Dün gece biz de çocuktuk…
Çok uzun zaman oldu böylesi ortamlara girmeyeli. Atmosfer harika, hava desen o biçim. Muhabbet gırla gidiyor, gökyüzünde ara ara kendisini gösteren güvercinler dahi “işte bu” diyor…
Özlemişiz desek yeridir.
Kaç zaman oldu böyle bir ortama girmeyeli unuttuk gitti.
Şimdi nasıl olur da böylesi bir ortamı sağlayanlara karşı kalkıp ta “mış” lar la, “acaba”larla konuşalım, ahkâm keselim.
Konuşalım mı?
İyi o zaman;
Demek ki, neymiş efendim?
İstenildiği zaman oluyor muş…
Yani birileri bir yerlerden gidip para isteyebiliyormuş, el açıp takımıma yardımcı olur musunuz diyebiliyormuş.
İşte bütün bunları yapabilmek için de “adam”da mangal gibi bir yürek, bilmem kaç seksen kilolarda da şey olması lazım.
Hani şu boğayı bağırttırandan!
Gerisi zaten gelir.
Geliyor da.
“Acaba” birileri bunun farkında mı?
Sebep olanlardan Allah razı olsun demek yeter mi bilmem ama dün akşam gördüğüm atmosfer karşısında çok dua aldıklarını da kulaklarımla duydum. Bu halk bunlara layık, daha iyisine layık, daha güzelini hak ediyor…
Bu şehir her şeyin en iyisini hak ediyor.
Ahmet Dal, bu özveride sağlığını kaybetti. Bu hengâmede huzurunu kaybetti. Bu kargaşada muhakemesini kaybetti ama inanın bana; inancını ve amacına ulaşabileceği yoldaki hedefini-rotasını asla kaybetmedi.
Haksız ve ağır eleştiriler karşısında uykusunu kaybetti ama umudunu asla kaybetmedi. İşte o umuttu dün geceyi bize yaşatan.
Uzaklardan şöyle bir izledim de, o kadar mesafeden yorgunluğu belli oluyordu ama gözlerinden çevresine yayılan mutluluk ışığını görmemek için gerçekten kör olmak lazımdı.

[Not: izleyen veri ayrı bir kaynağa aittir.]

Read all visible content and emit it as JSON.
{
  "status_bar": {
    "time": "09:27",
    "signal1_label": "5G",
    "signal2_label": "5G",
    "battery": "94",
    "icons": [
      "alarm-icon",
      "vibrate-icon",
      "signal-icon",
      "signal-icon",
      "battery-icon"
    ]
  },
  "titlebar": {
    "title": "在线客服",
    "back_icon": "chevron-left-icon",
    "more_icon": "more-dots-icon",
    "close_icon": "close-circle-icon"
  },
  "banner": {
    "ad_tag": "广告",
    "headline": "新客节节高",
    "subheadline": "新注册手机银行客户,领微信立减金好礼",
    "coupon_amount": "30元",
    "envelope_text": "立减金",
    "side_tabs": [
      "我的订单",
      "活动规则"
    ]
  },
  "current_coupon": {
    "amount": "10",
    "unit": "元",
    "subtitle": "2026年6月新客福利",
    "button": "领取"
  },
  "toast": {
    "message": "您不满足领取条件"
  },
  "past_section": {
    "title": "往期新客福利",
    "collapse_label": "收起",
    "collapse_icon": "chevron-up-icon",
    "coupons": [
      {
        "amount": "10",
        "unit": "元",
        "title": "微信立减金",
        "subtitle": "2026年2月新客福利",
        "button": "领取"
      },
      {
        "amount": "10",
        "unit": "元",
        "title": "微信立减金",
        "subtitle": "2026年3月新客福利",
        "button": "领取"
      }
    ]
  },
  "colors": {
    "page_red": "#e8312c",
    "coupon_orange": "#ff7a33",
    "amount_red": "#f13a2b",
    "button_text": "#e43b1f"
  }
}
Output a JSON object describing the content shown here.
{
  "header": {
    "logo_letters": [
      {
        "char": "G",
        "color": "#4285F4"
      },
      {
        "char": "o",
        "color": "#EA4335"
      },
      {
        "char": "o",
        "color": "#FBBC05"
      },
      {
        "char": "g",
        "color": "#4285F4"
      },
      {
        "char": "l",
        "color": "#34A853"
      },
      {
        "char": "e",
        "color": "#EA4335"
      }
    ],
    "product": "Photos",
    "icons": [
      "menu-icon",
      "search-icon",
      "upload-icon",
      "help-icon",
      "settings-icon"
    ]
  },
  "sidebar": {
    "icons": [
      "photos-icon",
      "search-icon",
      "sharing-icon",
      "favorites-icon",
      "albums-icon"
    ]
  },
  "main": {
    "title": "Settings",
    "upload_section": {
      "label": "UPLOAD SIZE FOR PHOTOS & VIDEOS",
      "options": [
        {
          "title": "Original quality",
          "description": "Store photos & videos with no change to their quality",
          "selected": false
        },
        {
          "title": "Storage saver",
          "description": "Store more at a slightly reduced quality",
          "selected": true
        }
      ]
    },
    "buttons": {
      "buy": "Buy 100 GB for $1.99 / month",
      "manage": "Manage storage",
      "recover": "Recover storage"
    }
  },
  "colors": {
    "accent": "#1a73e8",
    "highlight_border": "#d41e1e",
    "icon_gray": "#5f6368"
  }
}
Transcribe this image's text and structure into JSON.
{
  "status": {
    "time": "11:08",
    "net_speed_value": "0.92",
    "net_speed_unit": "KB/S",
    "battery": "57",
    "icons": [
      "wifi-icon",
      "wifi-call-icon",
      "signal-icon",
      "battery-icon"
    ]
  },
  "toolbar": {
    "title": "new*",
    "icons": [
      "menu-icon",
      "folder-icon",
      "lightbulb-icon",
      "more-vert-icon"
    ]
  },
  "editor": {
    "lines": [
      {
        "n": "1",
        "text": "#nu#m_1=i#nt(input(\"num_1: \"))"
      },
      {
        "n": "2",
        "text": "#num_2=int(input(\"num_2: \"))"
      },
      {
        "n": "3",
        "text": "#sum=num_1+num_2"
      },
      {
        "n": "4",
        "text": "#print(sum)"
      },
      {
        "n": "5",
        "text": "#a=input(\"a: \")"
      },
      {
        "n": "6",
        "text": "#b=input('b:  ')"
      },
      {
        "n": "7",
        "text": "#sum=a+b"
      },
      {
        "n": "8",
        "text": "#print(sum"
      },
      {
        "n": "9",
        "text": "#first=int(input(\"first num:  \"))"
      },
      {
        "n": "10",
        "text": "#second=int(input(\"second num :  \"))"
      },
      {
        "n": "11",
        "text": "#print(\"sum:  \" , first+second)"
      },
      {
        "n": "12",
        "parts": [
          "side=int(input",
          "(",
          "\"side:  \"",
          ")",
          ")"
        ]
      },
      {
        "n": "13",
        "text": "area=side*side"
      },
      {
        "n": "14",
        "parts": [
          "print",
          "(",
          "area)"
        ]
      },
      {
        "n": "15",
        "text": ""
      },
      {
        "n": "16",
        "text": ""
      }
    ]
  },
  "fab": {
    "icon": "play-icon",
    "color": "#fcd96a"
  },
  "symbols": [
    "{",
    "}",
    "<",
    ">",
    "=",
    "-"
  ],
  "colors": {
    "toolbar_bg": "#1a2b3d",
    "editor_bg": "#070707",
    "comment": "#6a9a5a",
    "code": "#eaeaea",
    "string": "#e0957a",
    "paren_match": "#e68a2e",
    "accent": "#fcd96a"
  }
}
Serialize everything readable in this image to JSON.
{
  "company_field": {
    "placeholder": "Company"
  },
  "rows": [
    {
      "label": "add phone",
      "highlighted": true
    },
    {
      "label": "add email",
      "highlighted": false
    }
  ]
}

Oysaki çevremizde o kadar çok kör var ki!
Bu takımın başarılarının devamını geleceğini hissetmeyen körlerimizin olduğu gibi!
Değil mi ki bu ülkenin ekonomisine yön veren, ilimizin gururunu taşıyan birçok firmamız, işletmemiz ve şirketlerimiz varken dahi, bu tür karşılaşmalarda halen daha çocukların sırtlarının boşluğunu göremeyen körlerimizin olduğu gibi.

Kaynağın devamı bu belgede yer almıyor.